The Union Budget 2023-24 is expected to be a barometer for the Central Government’s policy commitments towards the conservation of environment and sustainable development. The public policy challenge for the government is how to strike a balance between economic growth and sustainable development, which are at variance due to the onslaught of climate change and its increasing economic costs. On the one hand, the government wants to achieve a $5-trillion economy by 2025 and $26 trillion by 2047; on the other, it has set a target of net-zero emissions by 2070. A balanced Budget which intertwines economic growth with inclusive and sustainable development for restoring the ecosystems is needed.
The policy on LiFE is paradoxical as the govt has imposed market economy, yet it expects people to limit consumption for the sake of the environment.
Major expectations from the Union Budget include policy measures for fulfilling commitments to the United Nations Framework Convention on Climate Change (UNFCC) in its first Nationally Determined Contribution under the Paris Agreement (2021-30). The climate commitments include a mass movement for ‘LiFE’ (Lifestyle for Environment), a reduction in the emission intensity of its GDP by 45% by 2030 from the 2005 level, and the creation of an additional carbon sink of 2.5-3 billion tonnes of CO2 equivalent through additional forest and tree cover by 2030.
The policy on LiFE is a paradoxical notion as the government has imposed market economy (mass production and consumption), yet it expects people to limit consumption and change their lifestyle for the sake of the environment. Lifestyle changes can gradually happen with changes in the foundations of neo-classical economic policies which need to be reoriented towards a green and sustainable development model of economic development.
India’s 40% poor, particularly the vulnerable communities, continue to suffer in silence the impact of climate change with their limited economic resilience. The Sustainable Development Goals have failed to improve society at large due to lack of budgetary commitments and most of them cannot be achieved by the target year of 2030, including the goals of ending poverty and ensuring zero hunger.
Creating an additional carbon sink is another ambitious climate policy commitment. Currently, India’s forest and tree cover is 80.9 million hectares, which is 24.62% of the country’s area. The increase in the forest cover has been mainly due to a change in the methodology of assessing the forest along with tree cover. The government aims to bring 33% of the area under forest and tree covers by restorating 26 million hectares of wasteland. This effort requires a huge budget support to increase the area under forest to 106.9 million hectares. The innovative financing approach, including economic incentive schemes, can help bring an additional 10 per cent of the area under forest land.

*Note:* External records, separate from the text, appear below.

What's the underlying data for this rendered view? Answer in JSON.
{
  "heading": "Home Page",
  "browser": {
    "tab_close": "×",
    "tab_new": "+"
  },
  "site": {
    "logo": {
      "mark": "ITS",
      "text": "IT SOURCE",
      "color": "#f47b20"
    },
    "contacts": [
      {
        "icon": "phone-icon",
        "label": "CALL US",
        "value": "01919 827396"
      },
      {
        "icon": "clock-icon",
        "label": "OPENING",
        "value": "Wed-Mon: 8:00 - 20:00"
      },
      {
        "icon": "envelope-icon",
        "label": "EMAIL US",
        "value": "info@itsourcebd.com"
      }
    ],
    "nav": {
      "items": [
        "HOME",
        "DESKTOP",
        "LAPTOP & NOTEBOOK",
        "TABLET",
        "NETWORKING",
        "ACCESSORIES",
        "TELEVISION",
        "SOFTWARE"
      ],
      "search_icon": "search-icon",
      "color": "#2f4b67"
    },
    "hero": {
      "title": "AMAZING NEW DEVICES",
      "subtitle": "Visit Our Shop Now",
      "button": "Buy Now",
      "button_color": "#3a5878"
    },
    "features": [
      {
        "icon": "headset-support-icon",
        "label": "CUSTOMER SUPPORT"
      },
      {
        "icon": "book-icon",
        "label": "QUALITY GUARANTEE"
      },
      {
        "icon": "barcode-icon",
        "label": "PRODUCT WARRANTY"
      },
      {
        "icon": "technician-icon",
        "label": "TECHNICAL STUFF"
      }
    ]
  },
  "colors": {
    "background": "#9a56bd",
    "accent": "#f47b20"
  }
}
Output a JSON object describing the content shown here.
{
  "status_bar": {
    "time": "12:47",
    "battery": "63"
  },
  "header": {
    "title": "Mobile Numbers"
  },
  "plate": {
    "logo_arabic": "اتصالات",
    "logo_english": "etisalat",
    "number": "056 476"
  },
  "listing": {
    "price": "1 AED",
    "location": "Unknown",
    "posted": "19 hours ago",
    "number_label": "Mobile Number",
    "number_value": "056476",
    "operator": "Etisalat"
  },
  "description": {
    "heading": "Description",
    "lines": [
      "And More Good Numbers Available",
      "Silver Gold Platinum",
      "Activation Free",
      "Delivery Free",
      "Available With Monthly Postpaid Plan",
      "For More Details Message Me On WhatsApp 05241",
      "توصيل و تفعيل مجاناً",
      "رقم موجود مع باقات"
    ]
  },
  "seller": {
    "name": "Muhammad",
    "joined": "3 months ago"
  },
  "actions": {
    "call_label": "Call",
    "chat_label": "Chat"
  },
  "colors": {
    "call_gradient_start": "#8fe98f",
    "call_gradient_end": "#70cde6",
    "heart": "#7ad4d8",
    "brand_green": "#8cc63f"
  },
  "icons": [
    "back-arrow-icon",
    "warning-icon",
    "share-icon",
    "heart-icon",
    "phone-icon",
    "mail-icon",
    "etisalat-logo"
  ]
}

India being a land-scarce country and the cost of afforestation being very high on degraded land, the government may incentivise the farmers to cultivate trees on their private lands and it can be compensated either by making a payment for the ecosystem services (regulated market) or a provision to earn carbon credits from the voluntary carbon market. The government can pay the farmers and, in turn, earn carbon credits at the aggregate level from developed countries. For example, if a farmer grows 500 trees on an acre of his land, the payment for the ecosystem services can be worked out at Rs 120 per tree, which is Rs 60,000 per annum; or, it can be worked out based on the carbon offset by the trees or forests. An annual expenditure of Rs 741 crore is required to target 500 sq km or 1,23,553 acres of forests on private land per annum.
Further, India intends to reduce the emission intensity of its GDP by 45% by 2030. But, in reality, the environment sector is the worst affected in recent years. The Environmental Performance Index of 2022 placed India at the last position among the 180 nations, with a score of 18.9 out of 100. The major cities of India are highly polluted and beyond the carrying capacity to make them livable.
The National Clean Air Programme (NCAP) has been implemented in major cities with the target of 20-30% reduction in suspended particulate matter (SPM) by 2024. However, there has been a considerable rise in the SPM and RSPM (respiratory suspended particulate matter) levels in many cities. Vehicular emissions have choked metropolitan cities and traffic jams are common, raising health and economic costs due to fuel combustion and productive hours lost, apart from the rising temperature.
The Indian economy has already moved on to the high growth rate or high-carbon economy, with a high per capita energy consumption followed by high ecological footprints in terms of per capita emission of CO2. This is reflected in serious environmental degradation and negative externalities which are on the rise and imposing a social cost, such as health costs.
Despite various reports, including the sixth Assessment Report of the Intergovernmental Panel on Climate Change, warning of serious economic disruptions in the subcontinent, the government seems to have not taken climate change very seriously in the policy domain. There is no expert panel to study the economic implications of climate change for the Indian economy, whereas the UK Government has seriously considered the recommendations of the Sir Nicholas Stern report on the Economics of Climate Change. India needs to de-learn a lesson from the western country as our economic security largely relies on environmental sustainability and the budget allocation for this sector reflects the genuineness of the policy commitments.
Thus, environmental and sustainable development programmes such as SDGs and programmes on climate change, afforestation, clean energy and national clean air should receive a fair share of 2 per cent of the Budget, amounting to Rs 80,000 crore.